Camino del matadero.

Por razones que no vienen a cuento, he recuperado hoy un relato que escribí hace tiempo. Un texto muy breve, sobre todo si lo comparo con los chorizos que solía soltar en este blog hace tiempo. Hoy quiero que repose aquí, por razones que no vienen a cuento.

Parte de una experiencia en el metro de Madrid y de otra, anterior, con el Diccionario de las Artes de Félix de Azúa. Por cierto, gran libro que provocó un cambio de rama hace muchos años.

Camino del matadero

Cierra el libro, la historia ha terminado. El cuerpo desplazado velozmente junto a los demás. Intenta concentrarse en un punto fijo e indeterminado más allá de la materia oscura y escurridiza del túnel. Se siente proyectado, sin posibilidad de escape. Las pegatinas del cristal ordenan: no obstruyan las puertas, dejen salir antes de... El vagón para en seco. Pasan los minutos y el aire se concentra, como en un hormiguero. No fluye a través del filtro, se recicla entrando y saliendo de los cuerpos, las bocas, las narices y los poros; siente la presión de la turba y busca una ventana. Está cerrada, el cristal lleno de heridas nerviosas, exclamaciones indescifrables, juramentos abiertos. Abandona los graffitis para leer un papel pegado sobre la pared con una historia escrita que no termina y queda en suspenso, interrumpida, como su viaje a ninguna parte. Pedazos de libertad en las paredes de un tren, relatos de un mundo luminoso, escenas de lo viviente. Algunos rostros a su alrededor, muestran la resignación de los condenados. Quisiera escuchar sus fantasías. Piensa en las palabras; las del libro que acaba de cerrar, las del papel que acaba de leer...

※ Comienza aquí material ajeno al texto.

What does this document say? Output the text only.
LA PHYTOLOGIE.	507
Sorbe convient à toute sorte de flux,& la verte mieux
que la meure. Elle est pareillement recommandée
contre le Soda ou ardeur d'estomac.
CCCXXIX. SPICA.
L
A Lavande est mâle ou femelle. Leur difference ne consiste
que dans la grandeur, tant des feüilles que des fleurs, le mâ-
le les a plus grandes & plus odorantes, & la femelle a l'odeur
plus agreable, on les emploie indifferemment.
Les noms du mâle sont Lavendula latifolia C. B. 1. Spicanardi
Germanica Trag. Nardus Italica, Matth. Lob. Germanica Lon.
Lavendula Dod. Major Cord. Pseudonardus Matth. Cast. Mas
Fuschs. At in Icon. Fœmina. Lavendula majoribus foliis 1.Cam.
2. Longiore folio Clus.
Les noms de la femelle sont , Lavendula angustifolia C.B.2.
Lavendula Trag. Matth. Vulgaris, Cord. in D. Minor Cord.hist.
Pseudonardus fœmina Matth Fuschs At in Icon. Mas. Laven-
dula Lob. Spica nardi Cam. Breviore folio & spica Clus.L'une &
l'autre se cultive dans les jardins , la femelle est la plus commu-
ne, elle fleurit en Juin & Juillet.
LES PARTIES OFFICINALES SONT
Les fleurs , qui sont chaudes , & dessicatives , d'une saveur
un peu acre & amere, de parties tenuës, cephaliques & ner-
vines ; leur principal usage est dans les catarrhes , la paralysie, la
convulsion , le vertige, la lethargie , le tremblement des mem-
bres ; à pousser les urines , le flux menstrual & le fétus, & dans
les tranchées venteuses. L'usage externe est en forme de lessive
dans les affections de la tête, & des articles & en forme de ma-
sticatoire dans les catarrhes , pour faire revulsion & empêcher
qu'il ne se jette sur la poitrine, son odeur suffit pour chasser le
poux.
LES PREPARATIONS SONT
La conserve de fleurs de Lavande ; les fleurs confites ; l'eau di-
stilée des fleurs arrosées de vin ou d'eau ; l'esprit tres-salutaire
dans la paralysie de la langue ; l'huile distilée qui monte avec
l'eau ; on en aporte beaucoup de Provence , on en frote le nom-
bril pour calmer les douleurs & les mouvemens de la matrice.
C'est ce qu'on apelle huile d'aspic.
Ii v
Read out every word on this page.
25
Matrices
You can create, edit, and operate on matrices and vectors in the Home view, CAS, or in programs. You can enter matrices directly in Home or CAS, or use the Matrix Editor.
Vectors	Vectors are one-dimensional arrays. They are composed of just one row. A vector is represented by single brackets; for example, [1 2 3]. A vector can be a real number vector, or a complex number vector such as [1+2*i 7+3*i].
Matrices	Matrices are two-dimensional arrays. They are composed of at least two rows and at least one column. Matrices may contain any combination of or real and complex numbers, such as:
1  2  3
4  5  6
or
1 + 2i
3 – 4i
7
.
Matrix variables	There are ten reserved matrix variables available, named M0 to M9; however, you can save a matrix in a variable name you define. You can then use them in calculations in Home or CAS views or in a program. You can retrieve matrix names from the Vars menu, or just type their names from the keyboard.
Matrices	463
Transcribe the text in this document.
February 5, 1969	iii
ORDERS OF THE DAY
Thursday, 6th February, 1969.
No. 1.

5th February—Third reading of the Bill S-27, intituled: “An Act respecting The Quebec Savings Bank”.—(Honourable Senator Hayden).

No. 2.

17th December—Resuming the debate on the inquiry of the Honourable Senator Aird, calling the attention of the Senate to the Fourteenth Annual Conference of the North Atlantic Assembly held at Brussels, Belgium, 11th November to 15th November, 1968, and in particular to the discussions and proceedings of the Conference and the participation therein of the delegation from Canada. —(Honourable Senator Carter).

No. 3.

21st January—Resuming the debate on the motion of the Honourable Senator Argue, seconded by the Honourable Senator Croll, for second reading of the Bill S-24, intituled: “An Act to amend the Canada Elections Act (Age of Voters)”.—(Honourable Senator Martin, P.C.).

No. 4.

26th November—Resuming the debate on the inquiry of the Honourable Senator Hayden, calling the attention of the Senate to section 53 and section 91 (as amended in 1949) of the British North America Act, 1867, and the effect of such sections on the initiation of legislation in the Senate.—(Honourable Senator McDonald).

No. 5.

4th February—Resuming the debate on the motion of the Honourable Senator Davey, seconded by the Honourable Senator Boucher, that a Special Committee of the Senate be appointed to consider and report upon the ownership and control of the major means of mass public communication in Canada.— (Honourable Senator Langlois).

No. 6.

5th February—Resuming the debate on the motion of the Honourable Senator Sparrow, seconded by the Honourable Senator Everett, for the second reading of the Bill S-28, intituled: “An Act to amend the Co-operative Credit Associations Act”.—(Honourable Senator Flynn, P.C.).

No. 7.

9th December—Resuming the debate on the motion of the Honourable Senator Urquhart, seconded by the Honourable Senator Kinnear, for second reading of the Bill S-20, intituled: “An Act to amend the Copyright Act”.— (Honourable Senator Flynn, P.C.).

No existía esperanza para los cuerpos amontonados en el vagón. Hacinados como reses, viajaban hacia la muerte en un prisma de madera, el hedor escapando entre las grietas, orificios en el suelo destilando heces. Sólo a través del respiradero se advertía la presencia del día y la noche. Con mucho esfuerzo lograban alzar durante el viaje alguno de los cuerpos para que observara más allá. Muchos protestaban, pensando que para soportar su destino era mejor no ver ni saber nada. Pero la mayoría disfrutaba con los relatos de los oteadores. Visones, reflejos, delirios u opiniones no eran tan celebrados como aquellos que desvelaban la existencia de un mundo verdadero al que todos pertenecían, más allá del respiradero. El oteador lo transformaba y compartía con los demás su efímera experiencia.

"He visto a una niña en el andén junto a su madre. Vio mi mano agitándose. Nos ha visto. Sabe que estamos aquí y lo compartió con ella".